A Scalable Approach for Protein False Discovery Rate Estimation in Large Proteomic Data Sets

Molecular & Cellular Proteomics, 14, 2394-2404, doi: 10.1074/mcp.M114.046995

Molecular & Cellular Proteomics, online article

Calculating the number of confidently identified proteins and estimating false discovery rate (FDR) is a challenge when analyzing very large proteomic data sets such as entire human proteomes. Biological and technical heterogeneity in proteomic experiments further add to the challenge and there are strong differences in opinion regarding the conceptual validity of a protein FDR and no consensus regarding the methodology for protein FDR determination. There are also limitations inherent to the widely used classic target–decoy strategy that particularly show when analyzing very large data sets and that lead to a strong over-representation of decoy identifications. In this study, we investigated the merits of the classic, as well as a novel target–decoy-based protein FDR estimation approach, taking advantage of a heterogeneous data collection comprised of ∼19,000 LC-MS/MS runs deposited in ProteomicsDB (https://www.proteomicsdb.org). The “picked” protein FDR approach treats target and decoy sequences of the same protein as a pair rather than as individual entities and chooses either the target or the decoy sequence depending on which receives the highest score.
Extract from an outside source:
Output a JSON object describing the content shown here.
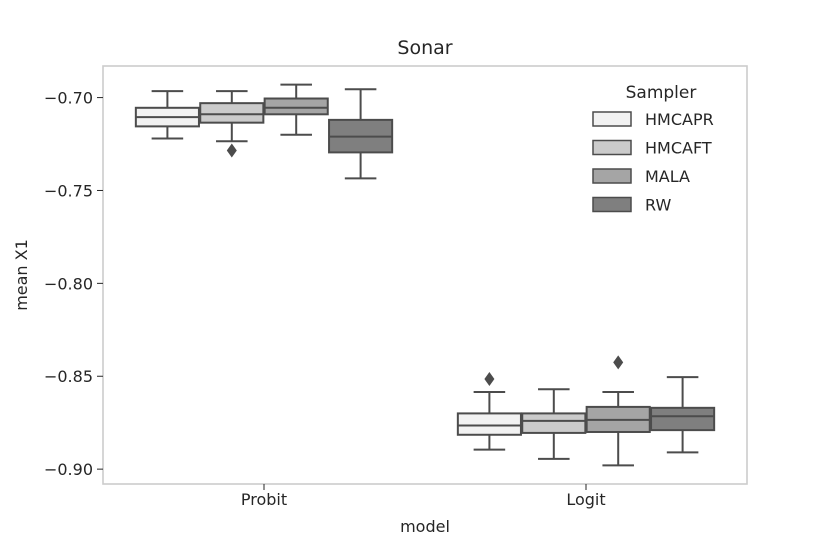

We investigated the performance of this approach in combination with q-value based peptide scoring to normalize sample-, instrument-, and search engine-specific differences. The “picked” target–decoy strategy performed best when protein scoring was based on the best peptide q-value for each protein yielding a stable number of true positive protein identifications over a wide range of q-value thresholds. We show that this simple and unbiased strategy eliminates a conceptual issue in the commonly used “classic” protein FDR approach that causes overprediction of false-positive protein identification in large data sets. The approach scales from small to very large data sets without losing performance, consistently increases the number of true-positive protein identifications and is readily implemented in proteomics analysis software.